Hanna sat beside him on the beach below the house, dressed in white. The wind gusted hard from the sea and she put up a hand to her frivolous floppy hat, to hold it on. Wisps of hair escaped and stirred softly in the wind. She was smiling, and her eyes were as blue as the sunlit water.

“It won't hurt to get up now,” she said. “I'll keep it from hurting.”

“Can you?” He did not really doubt her. It was Hanna, he realized now, who kept the pain at bay, so that it made a circle around him but did not quite touch him.

“It's your useful trance,” he said, pleased. “All right, then.”

The bright white sand dazzled his eyes. If he squinted, he could see other things through the sand. He was somewhere else as well as on the beach, simultaneously. It was too dark to see much of the other place, but he was alone there.
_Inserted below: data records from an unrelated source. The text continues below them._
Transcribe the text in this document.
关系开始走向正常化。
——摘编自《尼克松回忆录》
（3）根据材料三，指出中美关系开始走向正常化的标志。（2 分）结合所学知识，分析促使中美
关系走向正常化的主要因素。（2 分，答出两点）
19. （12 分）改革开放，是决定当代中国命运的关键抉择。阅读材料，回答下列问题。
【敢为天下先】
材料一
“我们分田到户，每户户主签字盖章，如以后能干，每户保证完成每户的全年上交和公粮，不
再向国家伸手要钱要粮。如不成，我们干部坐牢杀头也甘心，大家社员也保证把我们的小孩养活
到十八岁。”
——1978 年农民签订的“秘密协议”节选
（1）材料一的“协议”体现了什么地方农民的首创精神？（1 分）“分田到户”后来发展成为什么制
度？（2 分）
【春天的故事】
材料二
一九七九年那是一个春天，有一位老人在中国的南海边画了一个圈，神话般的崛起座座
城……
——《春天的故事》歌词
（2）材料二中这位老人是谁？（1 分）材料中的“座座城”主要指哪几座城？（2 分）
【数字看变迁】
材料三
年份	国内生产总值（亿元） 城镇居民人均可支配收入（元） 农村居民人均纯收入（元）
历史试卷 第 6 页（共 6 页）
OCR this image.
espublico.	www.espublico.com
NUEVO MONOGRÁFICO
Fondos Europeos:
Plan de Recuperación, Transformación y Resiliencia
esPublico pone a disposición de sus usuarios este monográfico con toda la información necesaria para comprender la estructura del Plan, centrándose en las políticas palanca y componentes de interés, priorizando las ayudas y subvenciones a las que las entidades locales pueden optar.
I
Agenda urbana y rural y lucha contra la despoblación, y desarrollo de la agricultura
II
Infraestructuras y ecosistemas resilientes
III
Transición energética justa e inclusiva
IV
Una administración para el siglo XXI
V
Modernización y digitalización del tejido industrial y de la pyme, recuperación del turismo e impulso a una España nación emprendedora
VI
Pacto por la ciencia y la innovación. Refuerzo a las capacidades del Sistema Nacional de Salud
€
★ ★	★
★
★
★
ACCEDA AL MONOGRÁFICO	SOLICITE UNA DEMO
There had been other men; they were gone. He had to learn to stand. “Try locking the knee,” Hanna said, and it worked. He would never walk normally again, too much muscle was damaged or gone, but if he kept the leg straight and balanced carefully, he could use it as a prop to heave himself along.

The beach was gone, but Hanna walked ahead of him, still in white. One side of the skirt was slit nearly to the hip, and when the wind blew it away, he thought he had never seen anything more lovely than her shapely brown leg. There had been other women, and he remembered them with love and gratitude. They had helped educate him for loving Hanna.

“I didn't tell you often enough how beautiful you are,” he said.